|
|
|
|
|
by Verdex_2
3311 days ago
|
|
If you're an explorer and you live in a small valley, then you will slowly begin to believe yourself a better explorer as time goes on. But one day you will get to the edge of the valley and look out onto a vast landscape and believe that you have become a worse explorer. Checkout the volume of N-balls [1]. As the number of dimensions in a "sphere" become higher the "volume" of the sphere becomes smaller when you compare it to a hypercube of the same dimensional count. This is another way to saying that as the number of dimensions increases the closer the "halfway" point of the volume of the N-ball gets to the edge of the N-ball. Programming (and software engineering by extension) involves a lot of orthogonal issues. We can imagine this so be a really high dimensional space. My theory is that whenever you're in situation that can be represented by a high dimensional space you will learn a bit of knowledge and think you know something. Then you'll learn a bit more and discover there's more to learn. The more you learn the farther the horizon moves away. It will feel like you're getting worse. Just like finding out you live in a valley. What's really happening though is that your increase in skill is allowing you to realize how small your world was all along. Keep learning and trying and you'll get better. It will however, take a while. [1] - https://en.wikipedia.org/wiki/Volume_of_an_n-ball#Low_dimens... |
|
That is all true but I don't think the n-dimensions analogy applies to the particular essay the author wrote.
He didn't look back on his accumulation of learning and suddenly notice that it was smaller part of a larger knowledge space. (E.g., programmer stumbles across "monads" and suddenly he realizes that's just the tip of the iceberg in a never-ending horizon of category theory.)

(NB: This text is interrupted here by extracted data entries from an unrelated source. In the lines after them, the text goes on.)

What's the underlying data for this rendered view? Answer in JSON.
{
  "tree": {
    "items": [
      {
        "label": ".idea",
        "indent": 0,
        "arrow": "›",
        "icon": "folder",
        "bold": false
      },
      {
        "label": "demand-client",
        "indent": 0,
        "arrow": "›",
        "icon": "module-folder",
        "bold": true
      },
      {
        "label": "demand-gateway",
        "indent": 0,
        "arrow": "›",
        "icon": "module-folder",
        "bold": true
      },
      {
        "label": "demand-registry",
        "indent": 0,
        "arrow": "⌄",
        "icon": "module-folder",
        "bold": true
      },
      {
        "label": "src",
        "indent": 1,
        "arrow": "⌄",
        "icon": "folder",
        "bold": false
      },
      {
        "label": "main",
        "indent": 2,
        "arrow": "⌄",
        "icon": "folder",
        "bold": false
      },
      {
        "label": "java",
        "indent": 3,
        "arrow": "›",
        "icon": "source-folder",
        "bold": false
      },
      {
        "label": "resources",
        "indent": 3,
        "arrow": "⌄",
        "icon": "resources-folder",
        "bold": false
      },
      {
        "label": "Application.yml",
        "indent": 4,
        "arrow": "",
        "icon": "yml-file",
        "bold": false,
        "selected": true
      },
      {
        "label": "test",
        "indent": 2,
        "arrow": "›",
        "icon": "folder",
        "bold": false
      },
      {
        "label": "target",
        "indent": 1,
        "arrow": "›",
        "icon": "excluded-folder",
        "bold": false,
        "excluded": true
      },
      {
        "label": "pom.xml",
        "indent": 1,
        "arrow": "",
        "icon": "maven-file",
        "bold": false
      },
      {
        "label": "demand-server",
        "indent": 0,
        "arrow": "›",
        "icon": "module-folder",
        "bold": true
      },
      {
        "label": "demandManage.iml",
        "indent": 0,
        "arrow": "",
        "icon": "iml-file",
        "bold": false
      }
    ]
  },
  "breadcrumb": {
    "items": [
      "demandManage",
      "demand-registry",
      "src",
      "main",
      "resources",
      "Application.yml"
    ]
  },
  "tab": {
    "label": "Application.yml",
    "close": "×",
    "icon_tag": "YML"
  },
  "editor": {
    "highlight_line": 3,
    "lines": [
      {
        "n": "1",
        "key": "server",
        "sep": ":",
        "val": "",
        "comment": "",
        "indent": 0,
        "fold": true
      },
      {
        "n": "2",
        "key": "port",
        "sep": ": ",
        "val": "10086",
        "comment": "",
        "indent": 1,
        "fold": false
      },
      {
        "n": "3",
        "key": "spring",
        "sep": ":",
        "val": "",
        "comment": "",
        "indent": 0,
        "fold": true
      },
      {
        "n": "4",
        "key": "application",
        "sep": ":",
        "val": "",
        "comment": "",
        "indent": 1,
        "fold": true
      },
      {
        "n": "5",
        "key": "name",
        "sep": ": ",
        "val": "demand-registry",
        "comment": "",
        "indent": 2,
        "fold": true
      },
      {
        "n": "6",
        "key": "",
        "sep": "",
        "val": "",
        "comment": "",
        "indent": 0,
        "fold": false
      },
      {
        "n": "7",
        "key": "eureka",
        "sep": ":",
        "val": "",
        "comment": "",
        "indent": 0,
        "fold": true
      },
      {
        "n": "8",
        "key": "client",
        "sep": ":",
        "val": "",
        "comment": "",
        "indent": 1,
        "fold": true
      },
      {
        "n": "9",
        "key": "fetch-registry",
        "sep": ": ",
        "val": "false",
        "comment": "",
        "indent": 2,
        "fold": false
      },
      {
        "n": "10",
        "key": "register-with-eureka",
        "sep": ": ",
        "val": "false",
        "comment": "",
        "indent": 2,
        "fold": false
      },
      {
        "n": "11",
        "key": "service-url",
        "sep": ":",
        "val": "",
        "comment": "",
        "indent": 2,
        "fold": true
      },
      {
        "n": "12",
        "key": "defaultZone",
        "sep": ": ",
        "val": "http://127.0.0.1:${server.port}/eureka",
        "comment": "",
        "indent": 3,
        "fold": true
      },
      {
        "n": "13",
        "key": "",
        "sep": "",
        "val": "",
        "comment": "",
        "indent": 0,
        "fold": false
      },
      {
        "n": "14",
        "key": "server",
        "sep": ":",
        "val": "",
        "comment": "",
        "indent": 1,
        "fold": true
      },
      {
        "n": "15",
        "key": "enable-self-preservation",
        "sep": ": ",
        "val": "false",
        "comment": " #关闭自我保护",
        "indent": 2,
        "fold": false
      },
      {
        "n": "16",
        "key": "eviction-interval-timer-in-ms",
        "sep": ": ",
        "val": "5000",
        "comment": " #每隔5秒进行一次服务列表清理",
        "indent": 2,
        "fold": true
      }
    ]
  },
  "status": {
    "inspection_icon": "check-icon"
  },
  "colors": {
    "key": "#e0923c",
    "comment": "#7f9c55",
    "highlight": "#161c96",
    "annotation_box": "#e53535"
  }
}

Instead, his essay is lamenting the all-too-common "joy vs drudgery" in projects. It's a similar sentiment that aspiring writers who don't finish their "great novel" have. He then grades himself on his lack of motivation (words like "lazy") to stay on top of programming tasks that are not pure intellectual fun. On his idiosyncratic standard of "programming competence", he wonders if he is a "worse programmer".
Of course, he can choose whatever "success metrics" he wishes to apply to his personal projects but some of us might think that staying on top of documentation (that nobody will read) or adding features to Lily (that a large population of programmers haven't adopted) can bring undue self-criticism.
If we are to plow ahead into boring unpleasant tasks, there usually has to be a compelling motivation -- e.g. we think the personal project is the basis of a great business startup... or the code is part of a PhD paper due next Friday, etc.